Recommendations on disclosure will affect more than directors.
As companies begin thinking about implementing the recommendations of the Greenbury Committee, some of its consequences loom far larger than originally appeared. The area attracting particular attention is disclosure of directors' pension fund contributions, where the effect - as with share options - will be felt far beyond the board. Greenbury noted that under present obligations 'pension schemes where the employer is making no contribution ... can be valuable to the director, and costly to the company in the longer term'. The committee recommended that annual reports should disclose 'the present value of the extra pension entitlement earned from increases in salary during the year'.
This recommendation has been welcomed in many quarters. Members of the panel at the Natwest Investment Management conference in October (revealingly entitled 'Whose Money Is It Anyway?') were uniformly enthusiastic.

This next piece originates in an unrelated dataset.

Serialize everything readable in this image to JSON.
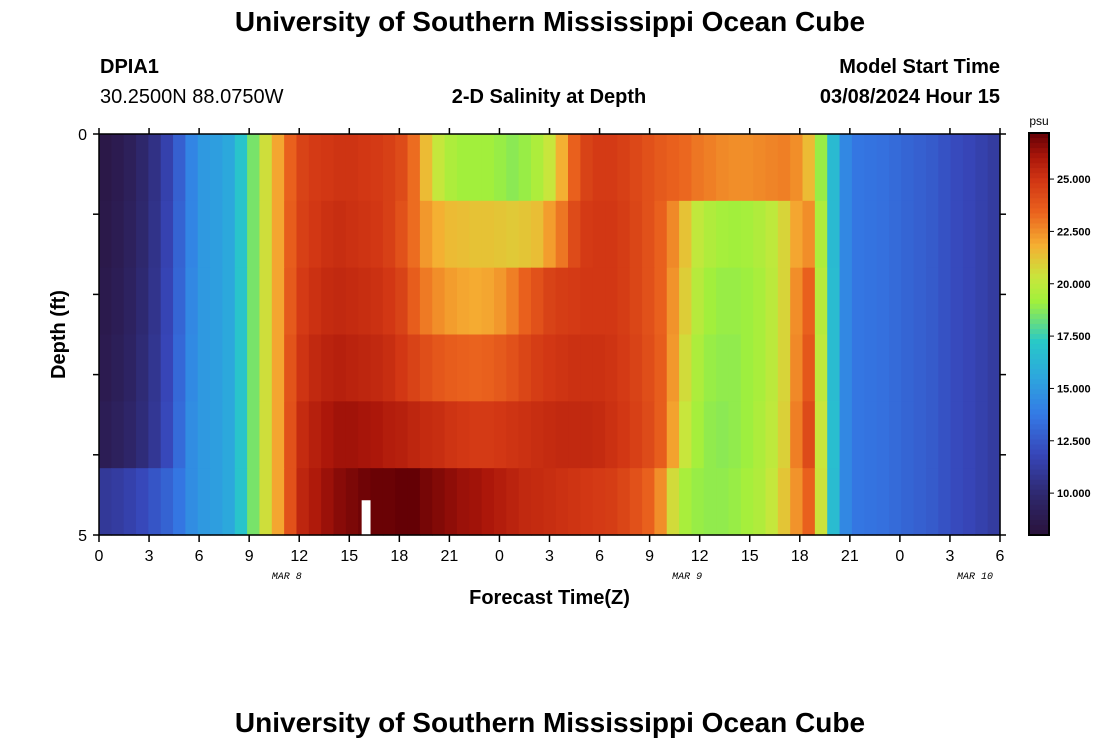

John Martin recently retired head of pensions investment at British Petroleum, noted that such disclosure would 'put an end to the lovely trick of putting 50% on a director's salary on the last two months of employment, costing the company not very much money but the pension plan a great deal. This is funded effectively in the long-term contribution rate, but in the short and medium term it's really the other members of the pension scheme that are paying.' Broadcaster John Plender, who is a non-executive director of Pensions Investment Research Consultants, went further, claiming that the present loophole on disclosure helped some people 'to use the defined benefit scheme as a bit of a slush fund for directors'.
Few have been as publicly forthright as that. Nevertheless there clearly have been abuses of final salary pension schemes at the highest level, which Greenbury's recommendations will highlight. Further, shareholders have a right to know the total cost to the company of each director. As remuneration consultants MM&K point out, 'For a director who receives a significant salary increase in his 50s, and who participates in a defined benefits pension plan, the additional funding can be enormous and may surprise shareholders'. Anne Robinson, director general of the National Association of Pension Funds agrees. 'The numbers for older directors and late joiners to the board can be very large. The changes in disclosure will show up in sharp relief how very expensive it is for high-paid people coming late into a company.' How large these figures turn out to be will depend on actuarial interpretation, where the assumptions required to reach a figure are highly sensitive and subjective. This is where the difficulties begin. As Paul Haines of Sedgwick Noble Lowndes observes, 'Everybody agrees with the basic principles of Greenbury, but bald statements of costs will need to strip out elements such as the investment effect. If investment values have gone up during the year, this will reduce the cost of funding an increase in benefits.' These interpretations will create problems for companies. 'Small changes in actuarial assumptions can create anomalies,' affirms Chris Pearce, finance director of Rentokil and chairman of the technical committee of the 100 Group of UK Finance Directors. 'If companies can't be confident of what's going to appear in their accounts we could see a move towards defined contribution' - ie money purchase schemes.
At this point the Greenbury recommendations start reaching way beyond the board, since the focus widens to pension schemes in general. 'Some companies don't realise how much pay rises for employees who are part of a defined benefit scheme can cost, particularly when there is a surplus in the pension scheme,' says Richard Mulcahy of actuaries Bacon & Woodrow. 'This realisation will increase the trend towards defined contribution.' His views are echoed both by Robinson ('Greenbury will be another nail in the shoe of pensions being based on defined contributions') and by Haines ('We're in line for another piece of legislation arguing against defined benefits').
However the extent to which the tail of disclosure will wag the dog of pension scheme structures is disputed. Rentokil's Pearce argues that 'Defined benefit schemes are such a major part of British retirement packages that any move to defined contributions would be slow.' But Peter Tompkins of Price Waterhouse, a member of the Institute of Actuaries' pensions board, believes otherwise. 'All directors must now think about the value of their company's schemes and the cost to the company of these schemes. The knock-on effect - for those outside the board - of Greenbury's recommendations on pension disclosure will be even greater than those on share options.'.